What's the chance of taking the first branch? Is this dependent on the size of your input? If it's random, the savings will approach 0% as the set grows, but the cost of the branch will remain fixed. You can effectively merge the two by using `someIter++` as the insertion location; `set.end()` is a valid hint.
MSalters
@MSalters The standard only guarantees O(1) for insertions after the hint (23.1.2), but gcc>4.2 implements before and after, according to [this proposal](http://gcc.gnu.org/onlinedocs/libstdc++/manual/bk01pt07ch17.html), so your idea works for gcc. Do you know if this is true for other common compilers?
academicRobot
As far as I know it's common. It's fairly easy to use a hint when it's not perfect. Also, there are N+1 possible insertion points, and N+1 iterators into a container with N elements. Hence it actually makes more sense to interpret the hint that way. This is consistent with non-ordered containers, where `insert(newElement, iter)` inserts `newElement` before `*iter`
MSalters
+1  A: 

As you realized set are a bit messy to deal with because you have no way to indicate which part of the object should be considered for the key and which part you can modify safely.

The usual answer is to use a map or an unordered_map (if you have access to C++0x) and cut your object in two halves: the key and the satellite data.

Beware of the typical answer: std::map<key_type, Peptide>, while it seems easy it means you need to guarantee that the key part of the Peptide object always match the key it's associated with, the compiler won't help.

So you have 2 alternatives:

  1. Cut Peptide in two: Peptide::Key and Peptide::Data, then you can use the map safely.
  2. Don't provide any method to alter the part of Peptide which defines the key, then you can use the typical answer.

Finally, note that there are two ways to insert in a map-like object.

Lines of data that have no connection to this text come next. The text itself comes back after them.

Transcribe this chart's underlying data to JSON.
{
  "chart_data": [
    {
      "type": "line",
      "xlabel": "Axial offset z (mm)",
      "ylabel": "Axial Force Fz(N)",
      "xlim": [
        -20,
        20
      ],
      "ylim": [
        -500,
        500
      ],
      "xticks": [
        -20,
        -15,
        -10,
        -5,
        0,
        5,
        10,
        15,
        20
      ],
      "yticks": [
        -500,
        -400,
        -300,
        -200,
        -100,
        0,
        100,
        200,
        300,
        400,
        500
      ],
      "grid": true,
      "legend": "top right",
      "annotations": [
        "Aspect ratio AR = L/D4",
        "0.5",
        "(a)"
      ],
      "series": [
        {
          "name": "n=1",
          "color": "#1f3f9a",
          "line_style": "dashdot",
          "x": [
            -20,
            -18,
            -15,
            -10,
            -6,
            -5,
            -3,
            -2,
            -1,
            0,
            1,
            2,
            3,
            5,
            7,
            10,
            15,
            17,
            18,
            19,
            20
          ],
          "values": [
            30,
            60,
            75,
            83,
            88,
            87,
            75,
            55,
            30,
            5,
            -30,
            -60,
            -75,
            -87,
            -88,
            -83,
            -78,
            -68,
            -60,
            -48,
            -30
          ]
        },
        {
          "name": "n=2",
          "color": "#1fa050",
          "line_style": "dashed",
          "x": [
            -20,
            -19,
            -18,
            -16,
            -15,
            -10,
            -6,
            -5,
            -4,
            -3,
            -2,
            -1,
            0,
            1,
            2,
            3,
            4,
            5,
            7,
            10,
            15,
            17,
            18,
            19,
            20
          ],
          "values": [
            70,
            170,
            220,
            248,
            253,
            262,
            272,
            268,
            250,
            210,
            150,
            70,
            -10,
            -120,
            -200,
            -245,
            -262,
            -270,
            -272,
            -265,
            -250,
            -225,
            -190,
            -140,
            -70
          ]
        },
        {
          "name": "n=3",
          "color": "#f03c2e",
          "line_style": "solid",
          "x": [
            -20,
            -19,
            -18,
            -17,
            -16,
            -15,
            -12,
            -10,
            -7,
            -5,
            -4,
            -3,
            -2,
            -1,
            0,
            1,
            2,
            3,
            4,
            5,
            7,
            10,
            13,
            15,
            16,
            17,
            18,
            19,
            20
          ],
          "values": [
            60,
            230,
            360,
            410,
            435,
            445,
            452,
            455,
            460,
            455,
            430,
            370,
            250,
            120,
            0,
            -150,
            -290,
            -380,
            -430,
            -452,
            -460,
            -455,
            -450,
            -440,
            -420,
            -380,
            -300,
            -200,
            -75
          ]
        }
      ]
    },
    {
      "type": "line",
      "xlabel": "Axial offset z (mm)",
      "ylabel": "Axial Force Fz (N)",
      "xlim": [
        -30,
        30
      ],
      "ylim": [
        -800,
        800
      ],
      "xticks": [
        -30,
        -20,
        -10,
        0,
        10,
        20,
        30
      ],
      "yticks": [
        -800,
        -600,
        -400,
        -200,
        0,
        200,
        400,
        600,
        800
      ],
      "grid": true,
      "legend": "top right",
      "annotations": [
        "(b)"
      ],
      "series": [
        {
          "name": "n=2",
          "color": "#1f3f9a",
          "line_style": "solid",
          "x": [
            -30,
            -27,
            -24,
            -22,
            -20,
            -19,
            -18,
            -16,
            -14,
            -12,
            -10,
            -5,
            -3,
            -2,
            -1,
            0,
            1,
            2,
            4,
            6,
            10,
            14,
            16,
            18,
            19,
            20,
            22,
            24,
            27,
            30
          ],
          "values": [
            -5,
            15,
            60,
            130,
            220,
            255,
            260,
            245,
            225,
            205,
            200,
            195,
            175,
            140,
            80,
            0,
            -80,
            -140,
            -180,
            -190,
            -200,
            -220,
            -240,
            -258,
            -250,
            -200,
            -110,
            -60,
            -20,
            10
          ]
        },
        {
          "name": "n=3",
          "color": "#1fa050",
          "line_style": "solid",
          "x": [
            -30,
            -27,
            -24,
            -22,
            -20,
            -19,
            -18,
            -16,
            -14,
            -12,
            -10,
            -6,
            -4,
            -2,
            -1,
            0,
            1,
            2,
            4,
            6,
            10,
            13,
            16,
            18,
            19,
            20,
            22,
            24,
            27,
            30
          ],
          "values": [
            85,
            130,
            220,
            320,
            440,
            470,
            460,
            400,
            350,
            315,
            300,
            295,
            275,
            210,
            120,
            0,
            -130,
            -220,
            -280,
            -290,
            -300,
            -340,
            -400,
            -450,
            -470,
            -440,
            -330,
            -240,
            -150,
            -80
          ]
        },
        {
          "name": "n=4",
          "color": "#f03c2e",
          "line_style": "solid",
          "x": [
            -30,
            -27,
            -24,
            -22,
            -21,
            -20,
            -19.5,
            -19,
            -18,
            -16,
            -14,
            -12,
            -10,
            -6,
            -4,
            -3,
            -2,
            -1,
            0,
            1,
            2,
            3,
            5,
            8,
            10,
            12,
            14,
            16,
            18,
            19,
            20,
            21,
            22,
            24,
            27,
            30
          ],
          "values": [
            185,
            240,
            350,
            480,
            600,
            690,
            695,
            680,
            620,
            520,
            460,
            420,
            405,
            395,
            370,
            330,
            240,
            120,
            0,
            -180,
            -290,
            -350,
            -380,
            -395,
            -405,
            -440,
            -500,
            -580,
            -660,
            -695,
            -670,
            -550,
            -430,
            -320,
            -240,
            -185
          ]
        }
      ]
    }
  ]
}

  • insert: insert but fails if the value already exists
  • operator[]: insert or update (which requires creating an empty object)

So, a solution would be:

class Peptide
{
public:
  Peptide(int const id): mId(id) {}

  int GetId() const;

  void setWeight(float w);
  void setLength(float l);

private:
  int const mId;
  float mWeight;
  float mLength;
};

typedef std::unordered_map<int, Peptide> peptide_map;

Note that in case of update, it means creating a new object (default constructor) and then assigning to it. This is not possible here, because assignment means potentially changing the key part of the object.

Matthieu M.
Thank you for the map explanation, but I don't understand your first sentence; don't I indicate which part of the object is the key by the way I define the comparison function?
lashleigh
Yes and no, the comparison function can be arbitrarily complicated and therefore it would be near impossible for a compiler writer to check which part of the object is part of the key and which is not... and of course what's worse is that: `set` is part of the STL which is a library and not the core language itself, so should not elicit particular support from the compiler; and C++ as no syntax for "partial" const-ness. The usual workaround is to make the members not part of the key `mutable` and accessible via `const` methods, but that's more a hack that anything...
Matthieu M.
A: 

std::map will make your life a lot easier and I wouldn't be surprised if it outperforms std::set for this particular case. The storage of the key might seem redundant but can be trivially cheap (ex: pointer to immutable data in Peptide with your own comparison predicate to compare the pointee correctly). With that you don't have to fuss about with the constness of the value associated with a key.

If you can change Peptide's implementation, you can avoid redundancy completely by making Peptide into two separate classes: one for the key part and one for the value associated with the key.